Health visitor workforce plan 'urgently needed'

Nina Jacobs
Monday, October 21, 2019

An urgent workforce plan is needed to tackle dwindling health visitor numbers and consistently high vacancy rates, the Local Government Association (LGA) has said.

The LGA warned only a "properly resourced, integrated" strategy would help stem the "steady decline" in the number of health visitors over the past four years.

The membership organisation said it had offered to work with the Department of Health and Social Care, the NHS and Health Education England to help deliver a plan that would see the "right number" of training places commissioned.

It would also develop new policies to ensure health visiting remained an "attractive and valued" profession, the LGA added.

Its comments come ahead of a parliamentary debate timetabled for Wednesday 23 October, sparked by former children's minister Tim Loughton. The Conservative MP submitted a question to the government asking what action it would take to reverse the fall in health visitor numbers. 
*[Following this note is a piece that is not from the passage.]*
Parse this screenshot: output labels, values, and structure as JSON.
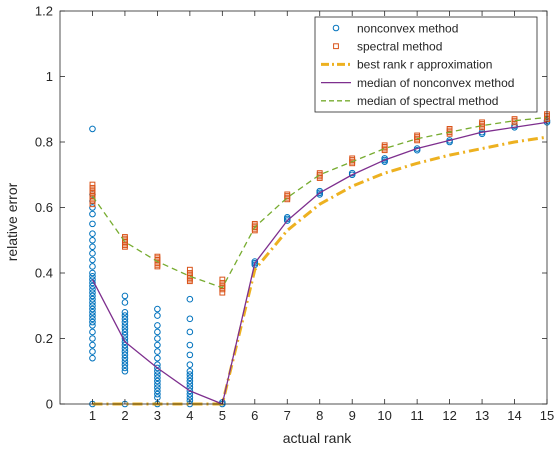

In June, the Institute of Health Visiting issued a stark warning that health visiting services in many parts of England were being "eroded" due to funding cuts by councils. 

It followed news that council leaders in Suffolk were considering plans to slash its health visitor workforce by 25 per cent to save £1m.

Health visitors have also called for the number of statutory visits they make to be ramped up from five to eight to better support disadvantaged families.

The LGA said the retirement of qualified nurses coupled with too few trainees entering the profession meant it had experienced a decline in numbers since 2015.

Training places for health visitors were also reduced as a result of the closure of the health visitors implementation programme, leaving many councils struggling to retain sufficient numbers it added.

A briefing published by the LGA said councils had seen a "significant reduction" to their public health budgets for the period between 2015/16 and 2019/20. 

"The recent announcement of a real-terms one per cent increase in the public health grant for 2020/21 is welcome, but is unlikely to address the impact of the past reductions to funding," it said.

The LGA is calling for the government to pledge increased funding to support councils to deliver a "refreshed and modernised" healthy child programme.

"In addition to ensuring we have a sufficient supply of specialist public health nurses, a workforce strategy should recognise the benefits of having a diverse range of health visiting, school nursing, children's centre and other early years staff in children's and health services.

"We believe that this will lead to better outcomes for children and families," it said.

Last week Unite general secretary Len McCluskey became the latest prominent figure to support health visitors in their pay dispute with Lincolnshire County Council. 

The dispute has seen health visitors take 32 days of industrial action with a ballot on possible further strike action due to close on Friday.